Regular readers will know that I’m not the smartest dresser in town; the suits, ties and cravats all went in the bin when I retired and I hope I won’t be expected to wear black tie for my own funeral.
Dave noted that Durham (and Northumberland) have a fair few posh pubs in the Guide, probably because there’s so few basic pubs in the old mining towns selling cask.
Take Stanley (oh, him again).
A dozen entries around a town of an astonishing 31,000, almost none of them selling cask. If you find real ale, it’ll probably be in a club, and very good. It’s the old fellas what drink it.
But stride out from the Heron Foods that sold us the most inedible Chinese takeaway in a carton a decade ago and you’ll come across several country house places that make Brunning & Price look like a craft union.
The South Causey Inn at Kip Hill, one of many, many crazy names round here (see also : No Place, Bearpark, Esh Winning and Hooker Gare.
I have never seen such a busy place, a car park packed with Bentleys and Jags, everyone dressed to the nines for a wedding that cost more than our house.

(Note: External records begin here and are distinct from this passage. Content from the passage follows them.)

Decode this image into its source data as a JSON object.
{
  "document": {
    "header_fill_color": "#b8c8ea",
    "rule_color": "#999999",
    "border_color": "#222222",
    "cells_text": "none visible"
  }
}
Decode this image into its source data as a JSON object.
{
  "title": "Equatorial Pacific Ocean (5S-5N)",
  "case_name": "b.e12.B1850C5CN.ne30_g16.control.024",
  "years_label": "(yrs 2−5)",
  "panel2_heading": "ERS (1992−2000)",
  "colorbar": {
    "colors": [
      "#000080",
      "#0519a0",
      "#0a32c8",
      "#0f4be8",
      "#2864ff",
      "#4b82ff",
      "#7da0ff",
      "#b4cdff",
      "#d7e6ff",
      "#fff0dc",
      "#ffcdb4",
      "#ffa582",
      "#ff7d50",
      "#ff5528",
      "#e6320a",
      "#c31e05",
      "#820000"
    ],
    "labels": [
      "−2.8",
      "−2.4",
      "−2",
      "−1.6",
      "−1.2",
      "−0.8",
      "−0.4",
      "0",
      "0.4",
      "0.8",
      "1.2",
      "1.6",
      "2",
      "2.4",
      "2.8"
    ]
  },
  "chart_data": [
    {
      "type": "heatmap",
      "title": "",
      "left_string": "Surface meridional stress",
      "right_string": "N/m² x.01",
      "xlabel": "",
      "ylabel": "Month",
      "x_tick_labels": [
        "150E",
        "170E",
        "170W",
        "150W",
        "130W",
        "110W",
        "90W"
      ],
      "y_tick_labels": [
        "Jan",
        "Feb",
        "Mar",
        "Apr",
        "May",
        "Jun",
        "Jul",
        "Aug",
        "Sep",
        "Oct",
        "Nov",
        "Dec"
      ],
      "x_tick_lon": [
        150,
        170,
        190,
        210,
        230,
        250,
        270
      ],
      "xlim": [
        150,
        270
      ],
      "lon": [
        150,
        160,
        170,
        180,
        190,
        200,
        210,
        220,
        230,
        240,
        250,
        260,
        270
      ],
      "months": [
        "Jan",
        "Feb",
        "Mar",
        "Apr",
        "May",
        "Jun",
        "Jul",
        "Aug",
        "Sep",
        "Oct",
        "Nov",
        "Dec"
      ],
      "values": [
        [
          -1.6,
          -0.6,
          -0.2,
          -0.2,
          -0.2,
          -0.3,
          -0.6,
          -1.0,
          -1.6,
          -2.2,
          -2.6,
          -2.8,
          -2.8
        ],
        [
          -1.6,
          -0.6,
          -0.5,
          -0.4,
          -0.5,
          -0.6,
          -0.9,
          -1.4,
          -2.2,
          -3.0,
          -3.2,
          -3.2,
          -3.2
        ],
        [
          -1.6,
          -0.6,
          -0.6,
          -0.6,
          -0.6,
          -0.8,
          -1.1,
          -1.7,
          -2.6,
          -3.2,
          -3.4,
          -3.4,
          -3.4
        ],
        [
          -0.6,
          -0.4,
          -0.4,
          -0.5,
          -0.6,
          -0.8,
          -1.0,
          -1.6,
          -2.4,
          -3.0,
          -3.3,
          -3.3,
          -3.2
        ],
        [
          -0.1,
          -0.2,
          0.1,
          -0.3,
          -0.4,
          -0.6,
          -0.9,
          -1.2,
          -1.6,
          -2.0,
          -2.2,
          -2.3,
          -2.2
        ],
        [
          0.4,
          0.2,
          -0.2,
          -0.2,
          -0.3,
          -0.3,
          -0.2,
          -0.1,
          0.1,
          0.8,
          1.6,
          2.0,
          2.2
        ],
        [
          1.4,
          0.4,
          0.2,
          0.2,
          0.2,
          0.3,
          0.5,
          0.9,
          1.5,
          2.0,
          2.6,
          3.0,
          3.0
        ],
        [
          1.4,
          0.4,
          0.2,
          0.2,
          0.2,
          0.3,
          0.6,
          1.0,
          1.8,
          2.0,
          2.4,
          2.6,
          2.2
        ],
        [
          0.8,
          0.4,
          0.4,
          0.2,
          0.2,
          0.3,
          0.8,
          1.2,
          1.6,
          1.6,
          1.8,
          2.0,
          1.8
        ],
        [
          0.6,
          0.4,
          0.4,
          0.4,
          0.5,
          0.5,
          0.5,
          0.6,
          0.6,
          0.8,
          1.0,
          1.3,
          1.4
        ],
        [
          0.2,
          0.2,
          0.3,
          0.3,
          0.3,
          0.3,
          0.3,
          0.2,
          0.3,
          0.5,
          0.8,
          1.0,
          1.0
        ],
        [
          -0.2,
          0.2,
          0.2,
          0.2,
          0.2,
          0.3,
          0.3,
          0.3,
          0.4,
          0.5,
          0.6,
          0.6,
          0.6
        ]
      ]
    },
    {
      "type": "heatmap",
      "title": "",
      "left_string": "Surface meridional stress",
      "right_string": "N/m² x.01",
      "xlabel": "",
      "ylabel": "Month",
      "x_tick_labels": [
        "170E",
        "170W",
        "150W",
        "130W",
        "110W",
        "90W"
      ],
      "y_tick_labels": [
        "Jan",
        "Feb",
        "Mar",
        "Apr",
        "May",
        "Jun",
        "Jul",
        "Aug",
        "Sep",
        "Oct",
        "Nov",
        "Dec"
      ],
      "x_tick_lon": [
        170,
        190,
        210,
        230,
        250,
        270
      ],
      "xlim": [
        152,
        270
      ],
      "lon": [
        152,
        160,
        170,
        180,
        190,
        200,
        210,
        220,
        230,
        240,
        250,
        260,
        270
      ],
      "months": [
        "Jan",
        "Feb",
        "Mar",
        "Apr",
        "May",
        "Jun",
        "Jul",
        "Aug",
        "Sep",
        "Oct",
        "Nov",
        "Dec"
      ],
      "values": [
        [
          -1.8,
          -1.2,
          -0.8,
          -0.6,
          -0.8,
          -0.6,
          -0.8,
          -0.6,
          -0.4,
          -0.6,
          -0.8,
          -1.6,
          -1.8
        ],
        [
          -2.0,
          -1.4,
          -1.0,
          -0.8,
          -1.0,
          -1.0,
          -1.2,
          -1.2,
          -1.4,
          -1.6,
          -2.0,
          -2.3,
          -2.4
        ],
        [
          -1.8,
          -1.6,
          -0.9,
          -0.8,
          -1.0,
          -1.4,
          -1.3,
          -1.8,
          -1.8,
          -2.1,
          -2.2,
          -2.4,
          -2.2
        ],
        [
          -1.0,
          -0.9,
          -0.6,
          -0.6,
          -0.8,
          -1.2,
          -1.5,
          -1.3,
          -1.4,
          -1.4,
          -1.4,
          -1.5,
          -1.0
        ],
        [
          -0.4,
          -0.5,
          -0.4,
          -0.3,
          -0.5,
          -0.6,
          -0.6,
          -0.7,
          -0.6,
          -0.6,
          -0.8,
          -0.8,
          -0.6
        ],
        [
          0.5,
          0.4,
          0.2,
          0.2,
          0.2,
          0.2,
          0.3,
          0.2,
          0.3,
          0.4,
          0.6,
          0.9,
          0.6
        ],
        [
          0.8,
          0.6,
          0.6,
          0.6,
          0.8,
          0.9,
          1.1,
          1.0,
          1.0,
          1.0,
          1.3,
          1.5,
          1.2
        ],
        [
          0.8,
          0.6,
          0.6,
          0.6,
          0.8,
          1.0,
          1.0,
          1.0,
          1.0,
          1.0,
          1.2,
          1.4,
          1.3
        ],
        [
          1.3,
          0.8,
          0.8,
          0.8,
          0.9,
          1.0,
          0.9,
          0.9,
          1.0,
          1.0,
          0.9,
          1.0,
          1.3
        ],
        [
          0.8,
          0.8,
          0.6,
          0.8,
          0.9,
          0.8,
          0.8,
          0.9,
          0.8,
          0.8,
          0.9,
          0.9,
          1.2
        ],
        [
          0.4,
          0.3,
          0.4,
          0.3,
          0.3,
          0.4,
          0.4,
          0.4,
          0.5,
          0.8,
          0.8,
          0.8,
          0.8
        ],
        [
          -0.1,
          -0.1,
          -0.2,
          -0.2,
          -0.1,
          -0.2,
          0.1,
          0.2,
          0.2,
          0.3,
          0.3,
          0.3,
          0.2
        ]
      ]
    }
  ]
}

Here’s a picture of the Margo and Andrew realising their first pint as a married couple will kick off their life together with a solid tick in the GBG that some uncle will hopefully have brought them.
I genuinely worried I might not be let in at all, and as I stood at the bar with a grubby hand full of silver (pointless, it was card), I seemed to have become invisible again.
I think you’ll agree, this is the most iconic pub photo of the year. So far.
Eventually a young waiter took pity on me, just as I was wishing that table service was back (though there didn’t appear to be a table spare).
Inevitably, my half of Consett Pale (they had London Pride as well) was served in a handled jug, and inevitable I had to sit on an uncomfortable seat next to a beer barrel.
I loved it. The beer was pretty good (NBSS 3), unexpectedly so, and the drama of high earners with unrealistic expectations was worth every penny.
Absolutely no idea what the Fullers fixation is about; perhaps they’ve taken the Wykeham Arms as a template.